Originally Posted by David the H.
I'm really no expert on this. All I know is what I read from the above links, so I'm probably getting in over my head here. But if I'm following it right, all "wide" really means is a character (or other datatype) that's bigger than one byte. So anything that's two bytes or more could be considered "wide", with the exact definition depending on the system and encoding used. Windows is wide at two bytes simply because they define it as such. And as the link explicitly says, wide is NOT the same as unicode.

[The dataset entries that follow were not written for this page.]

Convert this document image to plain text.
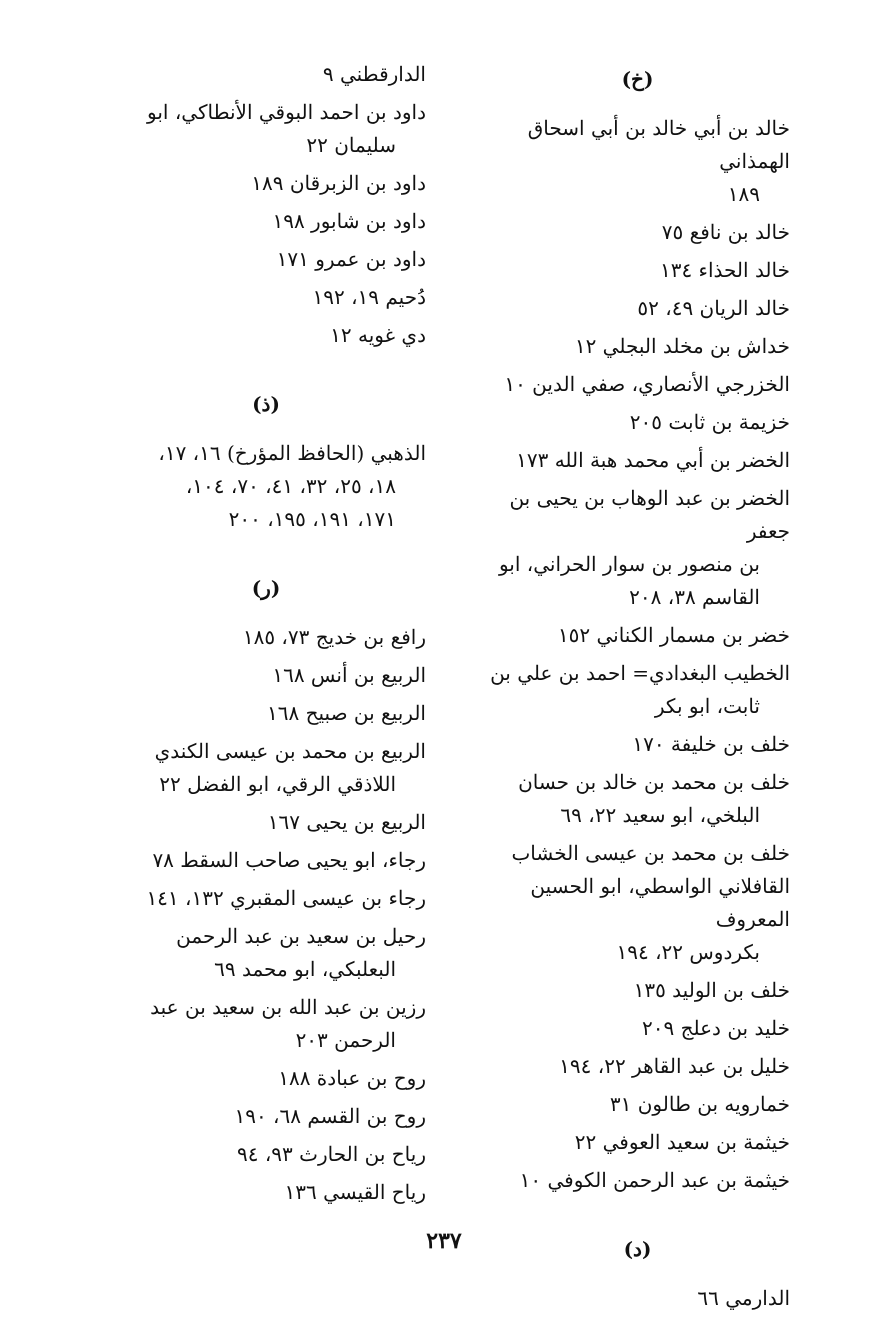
(خ)
خالد بن أبي خالد بن أبي اسحاق الهمذاني
١٨٩
خالد بن نافع ٧٥
خالد الحذاء ١٣٤
خالد الريان ٤٩، ٥٢
خداش بن مخلد البجلي ١٢
الخزرجي الأنصاري، صفي الدين ١٠
خزيمة بن ثابت ٢٠٥
الخضر بن أبي محمد هبة الله ١٧٣
الخضر بن عبد الوهاب بن يحيى بن جعفر
بن منصور بن سوار الحراني، ابو
القاسم ٣٨، ٢٠٨
خضر بن مسمار الكناني ١٥٢
الخطيب البغدادي= احمد بن علي بن
ثابت، ابو بكر
خلف بن خليفة ١٧٠
خلف بن محمد بن خالد بن حسان
البلخي، ابو سعيد ٢٢، ٦٩
خلف بن محمد بن عيسى الخشاب
القافلاني الواسطي، ابو الحسين المعروف
بكردوس ٢٢، ١٩٤
خلف بن الوليد ١٣٥
خليد بن دعلج ٢٠٩
خليل بن عبد القاهر ٢٢، ١٩٤
خمارويه بن طالون ٣١
خيثمة بن سعيد العوفي ٢٢
خيثمة بن عبد الرحمن الكوفي ١٠
(د)
الدارمي ٦٦
الدارقطني ٩
داود بن احمد البوقي الأنطاكي، ابو
سليمان ٢٢
داود بن الزبرقان ١٨٩
داود بن شابور ١٩٨
داود بن عمرو ١٧١
دُحيم ١٩، ١٩٢
دي غويه ١٢
(ذ)
الذهبي (الحافظ المؤرخ) ١٦، ١٧،
١٨، ٢٥، ٣٢، ٤١، ٧٠، ١٠٤،
١٧١، ١٩١، ١٩٥، ٢٠٠
(ر)
رافع بن خديج ٧٣، ١٨٥
الربيع بن أنس ١٦٨
الربيع بن صبيح ١٦٨
الربيع بن محمد بن عيسى الكندي
اللاذقي الرقي، ابو الفضل ٢٢
الربيع بن يحيى ١٦٧
رجاء، ابو يحيى صاحب السقط ٧٨
رجاء بن عيسى المقبري ١٣٢، ١٤١
رحيل بن سعيد بن عبد الرحمن
البعلبكي، ابو محمد ٦٩
رزين بن عبد الله بن سعيد بن عبد
الرحمن ٢٠٣
روح بن عبادة ١٨٨
روح بن القسم ٦٨، ١٩٠
رياح بن الحارث ٩٣، ٩٤
رياح القيسي ١٣٦
٢٣٧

And unicode is not 4 bytes exactly. The way I understand it, "unicode" is not even an encoding, it's a character map: all the characters of the world laid out in a giant index, each with a unique character address. In order to use them, you need one of the various character encodings that map these addresses to a byte sequence the computer can use. UTF-8, for example, is a variable-byte encoding that uses from one to four bytes to map each character, depending on its position in the unicode map. UTF-16 is a different, fixed-width encoding that always uses two bytes per character, even for the old one-byte ascii symbols. And so on. So there is no specific "byte number" for unicode. Each encoding system maps to the same character addresses, but each does it differently and with a different byte number.

Edit: By the way, the links point out that the WindowsNT family uses the UTF-16 encoding internally which is two bytes fixed, while most Unix systems are UTF-8, which is up to 4 bytes variable. This would explain your question as to why they are different.

Your reply is so great -- more clear than the ones on MSDN!


regards,
George

David the H. 05-23-2006 01:03 AM

I'm glad I could help. It is hard to get your head around it all, especially if you aren't a programmer, like me.

It looks like I did make a mistake though in my last explanation. I said that UTF-16 was fixed width, but I was wrong. Closer reading tells me that it is indeed variable, but that the sequences are always broken up into equal length 16 bit words. UTF-32, however, is a four byte fixed width encoding. Again, this is assuming I'm following it right.


All times are GMT -5. The time now is 12:51 AM.